Between Us (2012)
★ / ★★★★
“Between Us,” based on a play by Joe Hortua,” is likely to be compared to Mike Nichols’ “Who’s Afraid of Virginia Woolf?” because it involves two couples, one pair being alcoholic, and the fights that transpire over a period of time. However, the film is more appropriate to be compared to Norman Jewison’s “Dinner with Friends,” also based on a play, because the audience observe the couples during two time points: one when Grace (Julia Stiles) and Carlo (Taye Diggs) are happy but Sharyl (Melissa George) and Joel (David Harbour) are miserable and the other when the tables are turned.
For the most part, it is an exhausting experience to sit through director Dan Mirvish’ ineffective but well-meaning picture. Although the right performers are hired for the job, the script simply lacks cinematic appeal. This is not an uncommon misstep when it comes play-turned-movie pieces of work but when it is made, the result is more uncomfortable than listening to nails being scraped on a chalkboard. We never forget that we are watching actors rather than being invested in deeply flawed people with serious personality or psychological issues.

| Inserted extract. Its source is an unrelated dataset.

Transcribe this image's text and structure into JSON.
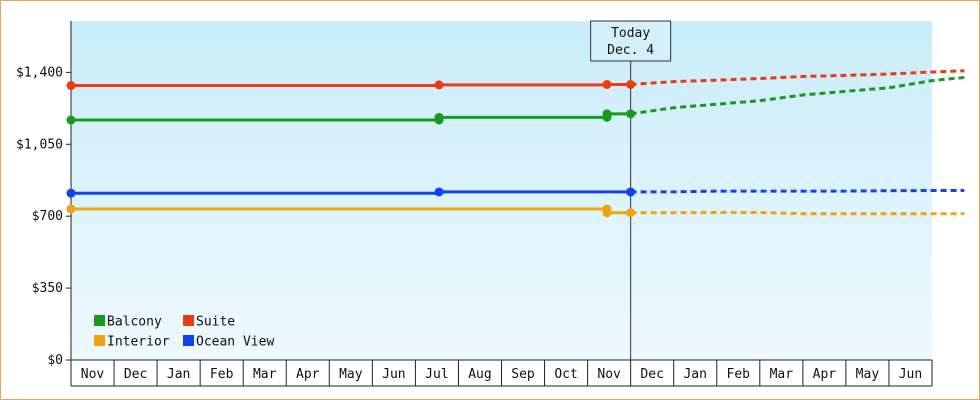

The structure holds back the material’s power severely. Instead of focusing on one time point and then moving onto another, it opts to move back and forth. Although understandable because it hopes to draw certain parallels between the couples, it is the less subtle approach. The decision to move forward and back in time eliminates the tension that builds during a drawn-out scene. It does not help that characters are allowed to go outside and create distance from one another. There is a reason why the best movies of its type force characters to stay in one house. It allows the claustrophobia to build until the inevitable implosion.
There are moments when I felt the performers themselves are aware that the script is not quite right. They hide this by overacting using their body language or exaggerating certain lines when being still and not blinking or talking in a soft but commanding tone can communicate much more. Woody Allen’s near masterpiece “Interiors” is an excellent example of actors seemingly not doing much—often staring into space or through another person—but just about every emotion is hit with precision.
I had a difficult time believing that Carlo, Sharyl, and Joel went to elite private schools. Despite having the right type of clothes and unfulfilled ambitions, I did not pick up a whiff of sophistication from them. For instance, when they get into arguments, there is no tactic designed to ensnare the other to support one’s claims in a roundabout fashion. It is almost always about trying to make someone feel bad or guilty. It would have been more fun if the conversations played out like an intense chess match.
What makes these two couples special? Surely it is not just because all four of them are friends. We have seen that kind of story too many times before. Even if it were, the material should have strived to separate itself from the pack. More importantly, what do the filmmakers want us to extract from this story? That even the best of friends can turn against each other given enough time for jealousy to take root? That marriage, especially when a lack of money is involved, is a lot of hard work? If so, these are lessons we already know. How is the picture worthy of our time?